L'errore da non fare
Non usare vinacce fermentate già molte o riscaldate al sole: perdono gli aromi. Non aggiungere troppo zucchero (oltre 200 g per litro) altrimenti la fermentazione rallenta o non avviene. Non coprire il recipiente ermeticamente durante la fermentazione: i gas di anidride carbonica devono uscire, altrimenti il contenitore può scoppiare. Non distillare a temperature troppo alte: brucia gli aromi e altera il sapore.
I nostri consigli
- Se non possiedi un alambicco, chiedi a una cantina vinicola locale di distillare il tuo mosto fermentato. Molte lo fanno con piccole quantità dietro compenso.
- La grappa giovane invecchia meglio se riposta in una bottiglia scura di vetro, a temperatura costante tra 15 e 18°C. Dura anni senza deteriorarsi, anzi migliora con il tempo.

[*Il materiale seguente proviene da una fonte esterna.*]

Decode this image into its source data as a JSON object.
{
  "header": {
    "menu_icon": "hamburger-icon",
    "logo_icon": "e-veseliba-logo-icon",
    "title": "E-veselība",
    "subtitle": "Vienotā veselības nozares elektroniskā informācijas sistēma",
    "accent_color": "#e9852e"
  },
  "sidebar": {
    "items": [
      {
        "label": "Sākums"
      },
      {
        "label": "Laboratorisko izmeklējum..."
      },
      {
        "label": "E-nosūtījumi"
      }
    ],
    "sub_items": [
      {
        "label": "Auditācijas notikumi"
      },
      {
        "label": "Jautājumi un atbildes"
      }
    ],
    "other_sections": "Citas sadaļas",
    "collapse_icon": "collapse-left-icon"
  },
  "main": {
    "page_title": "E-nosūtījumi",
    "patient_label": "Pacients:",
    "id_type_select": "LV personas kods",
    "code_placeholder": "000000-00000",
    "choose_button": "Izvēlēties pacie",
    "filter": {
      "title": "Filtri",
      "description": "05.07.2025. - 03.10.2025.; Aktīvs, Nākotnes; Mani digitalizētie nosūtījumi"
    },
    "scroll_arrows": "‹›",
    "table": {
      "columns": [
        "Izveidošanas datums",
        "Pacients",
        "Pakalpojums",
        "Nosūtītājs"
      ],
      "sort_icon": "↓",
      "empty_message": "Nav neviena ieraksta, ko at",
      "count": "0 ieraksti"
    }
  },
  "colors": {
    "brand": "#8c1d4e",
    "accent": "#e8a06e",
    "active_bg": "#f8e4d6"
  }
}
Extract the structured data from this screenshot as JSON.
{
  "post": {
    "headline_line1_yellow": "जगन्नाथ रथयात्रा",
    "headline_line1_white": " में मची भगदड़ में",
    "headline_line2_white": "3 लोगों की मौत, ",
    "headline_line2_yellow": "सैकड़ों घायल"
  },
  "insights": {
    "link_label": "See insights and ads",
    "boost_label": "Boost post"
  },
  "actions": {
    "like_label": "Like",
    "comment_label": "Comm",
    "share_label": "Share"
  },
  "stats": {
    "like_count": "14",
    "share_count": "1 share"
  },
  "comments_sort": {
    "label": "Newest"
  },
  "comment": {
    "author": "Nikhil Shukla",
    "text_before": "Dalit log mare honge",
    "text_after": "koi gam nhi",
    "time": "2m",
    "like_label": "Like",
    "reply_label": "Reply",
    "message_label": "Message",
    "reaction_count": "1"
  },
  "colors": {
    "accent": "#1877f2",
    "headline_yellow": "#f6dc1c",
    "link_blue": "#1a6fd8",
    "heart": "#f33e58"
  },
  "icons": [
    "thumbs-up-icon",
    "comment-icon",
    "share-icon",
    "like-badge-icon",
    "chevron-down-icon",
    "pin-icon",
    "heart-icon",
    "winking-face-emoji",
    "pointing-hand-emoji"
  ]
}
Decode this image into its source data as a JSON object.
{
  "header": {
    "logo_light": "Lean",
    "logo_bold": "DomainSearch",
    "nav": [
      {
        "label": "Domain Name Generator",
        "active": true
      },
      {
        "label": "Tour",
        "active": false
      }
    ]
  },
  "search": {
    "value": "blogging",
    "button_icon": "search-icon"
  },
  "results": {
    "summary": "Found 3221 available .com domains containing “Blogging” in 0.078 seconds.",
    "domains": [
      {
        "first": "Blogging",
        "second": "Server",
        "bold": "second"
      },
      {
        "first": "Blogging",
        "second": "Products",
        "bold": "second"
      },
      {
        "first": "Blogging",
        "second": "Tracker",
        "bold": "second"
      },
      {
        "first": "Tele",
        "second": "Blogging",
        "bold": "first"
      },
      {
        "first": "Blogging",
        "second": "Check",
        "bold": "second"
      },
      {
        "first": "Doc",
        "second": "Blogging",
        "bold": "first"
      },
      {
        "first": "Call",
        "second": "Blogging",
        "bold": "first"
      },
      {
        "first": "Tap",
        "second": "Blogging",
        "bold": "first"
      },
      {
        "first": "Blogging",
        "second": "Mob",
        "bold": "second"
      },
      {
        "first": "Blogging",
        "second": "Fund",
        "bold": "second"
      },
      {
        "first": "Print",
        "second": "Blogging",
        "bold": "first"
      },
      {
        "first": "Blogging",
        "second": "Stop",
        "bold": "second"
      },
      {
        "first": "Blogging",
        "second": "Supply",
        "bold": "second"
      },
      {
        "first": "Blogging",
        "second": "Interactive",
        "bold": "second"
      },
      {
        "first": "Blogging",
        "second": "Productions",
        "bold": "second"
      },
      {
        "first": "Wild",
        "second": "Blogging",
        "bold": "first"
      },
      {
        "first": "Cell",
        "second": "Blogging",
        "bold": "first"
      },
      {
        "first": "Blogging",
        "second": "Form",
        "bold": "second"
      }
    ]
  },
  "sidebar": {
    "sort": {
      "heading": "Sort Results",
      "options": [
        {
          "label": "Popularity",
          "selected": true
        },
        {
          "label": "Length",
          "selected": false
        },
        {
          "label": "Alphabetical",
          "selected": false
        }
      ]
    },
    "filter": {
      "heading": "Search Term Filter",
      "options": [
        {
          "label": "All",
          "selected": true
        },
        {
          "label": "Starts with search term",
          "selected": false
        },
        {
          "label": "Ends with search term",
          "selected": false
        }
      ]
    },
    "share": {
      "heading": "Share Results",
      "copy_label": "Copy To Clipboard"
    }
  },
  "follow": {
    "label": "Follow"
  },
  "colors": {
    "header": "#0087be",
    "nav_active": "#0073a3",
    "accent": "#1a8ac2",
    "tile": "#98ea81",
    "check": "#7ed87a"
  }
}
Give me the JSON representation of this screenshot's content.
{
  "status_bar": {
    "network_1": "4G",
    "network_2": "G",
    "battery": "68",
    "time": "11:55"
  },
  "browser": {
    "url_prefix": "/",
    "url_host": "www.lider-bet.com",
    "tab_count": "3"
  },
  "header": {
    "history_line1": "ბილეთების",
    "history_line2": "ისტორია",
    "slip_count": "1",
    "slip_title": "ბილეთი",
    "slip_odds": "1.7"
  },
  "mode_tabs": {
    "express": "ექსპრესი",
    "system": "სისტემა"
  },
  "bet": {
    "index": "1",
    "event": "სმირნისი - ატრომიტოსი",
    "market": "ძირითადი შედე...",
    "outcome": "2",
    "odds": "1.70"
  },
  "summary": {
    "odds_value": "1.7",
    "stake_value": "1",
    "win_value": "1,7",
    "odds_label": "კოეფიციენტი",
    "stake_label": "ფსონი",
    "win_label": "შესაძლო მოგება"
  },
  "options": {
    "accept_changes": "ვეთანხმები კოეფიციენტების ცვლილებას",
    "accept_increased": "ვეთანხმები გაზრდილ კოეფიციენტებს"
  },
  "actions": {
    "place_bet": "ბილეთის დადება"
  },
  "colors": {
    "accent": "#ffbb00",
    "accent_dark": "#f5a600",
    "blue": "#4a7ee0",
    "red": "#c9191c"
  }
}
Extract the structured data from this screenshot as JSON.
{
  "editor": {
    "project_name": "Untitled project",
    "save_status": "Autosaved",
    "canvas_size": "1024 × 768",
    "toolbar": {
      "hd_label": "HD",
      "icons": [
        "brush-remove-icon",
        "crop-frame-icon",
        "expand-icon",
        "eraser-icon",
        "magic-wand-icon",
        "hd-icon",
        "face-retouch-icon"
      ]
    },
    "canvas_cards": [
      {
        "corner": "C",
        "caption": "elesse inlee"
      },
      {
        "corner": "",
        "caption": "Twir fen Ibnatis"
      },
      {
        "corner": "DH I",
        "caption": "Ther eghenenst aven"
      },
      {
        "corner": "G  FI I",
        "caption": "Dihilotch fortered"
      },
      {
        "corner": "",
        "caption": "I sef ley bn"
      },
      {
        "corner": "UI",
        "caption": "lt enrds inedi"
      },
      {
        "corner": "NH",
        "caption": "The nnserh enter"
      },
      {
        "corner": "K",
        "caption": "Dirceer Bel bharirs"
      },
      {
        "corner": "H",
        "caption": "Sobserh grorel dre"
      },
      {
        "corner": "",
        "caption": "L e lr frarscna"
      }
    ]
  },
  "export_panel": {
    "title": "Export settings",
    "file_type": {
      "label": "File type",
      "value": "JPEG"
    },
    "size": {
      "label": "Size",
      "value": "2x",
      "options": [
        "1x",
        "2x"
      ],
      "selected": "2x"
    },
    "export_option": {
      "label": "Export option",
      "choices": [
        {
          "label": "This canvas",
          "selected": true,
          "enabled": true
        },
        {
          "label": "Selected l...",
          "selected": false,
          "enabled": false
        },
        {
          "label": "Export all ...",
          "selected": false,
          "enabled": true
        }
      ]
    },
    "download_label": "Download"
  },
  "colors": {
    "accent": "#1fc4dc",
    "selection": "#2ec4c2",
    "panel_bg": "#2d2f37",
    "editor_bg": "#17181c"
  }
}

- Se desideri grappa invecchiata in botte, trasferisci il distillato giovane in un piccolo barile di rovere da 5 litri per 6-12 mesi. Assorbisce note di legno e il colore diventa ambrato.
- Servi la grappa di Lambrusco come digestivo, sempre a sorsi piccoli, dopo i pasti più pesanti. Abbina bene a dolci secchi, amaretti, biscotti alle mandorle.
Quando prepararla
La grappa di Lambrusco si prepara in autunno, subito dopo la vendemmia, quando le vinacce sono fresche e ancora ricche di aromi. Se la vindemmia è settembre-ottobre, la fermentazione avviene in ottobre-novembre, e la distillazione nei mesi invernali. Serve pazienza: dalla vinaccia al distillato finale passano almeno tre settimane.
Domande frequenti
- È legale fare grappa in casa? In Italia la distillazione domestica è regolamentata: è vietato senza apposita autorizzazione del Ministero dell'Economia. Puoi fare il mosto fermentato senza problemi, ma la distillazione richiede licenza. Consulta le norme locali.
- Posso usare vinacce di altri vini? Sì. Le vinacce di Barbera, Sangiovese o altri rossi danno grappa caratteristica. Il Lambrusco produce un profumo più muschiato e dolce rispetto ai vini più strutturati.
- Quanto alcol deve avere la grappa finita? Una grappa corretta distillata a casa raggiunge 40-45 gradi. Se il tuo mosto fermentato misura con idrometro circa 12-15 gradi Brix prima della fermentazione, dopo la fermentazione avrà 12-15 gradi alcolici, e distillandolo il concentrato raggiunge 40-45.
- Come capisco se la fermentazione è finita? Osserva la superficie: scompaiono le bolle. Assaggia una piccolissima quantità: il sapore non è più dolce ma secco, leggermente amaro. Con un idrometro (venduto nei negozi di enologia), il valore deve stare a zero.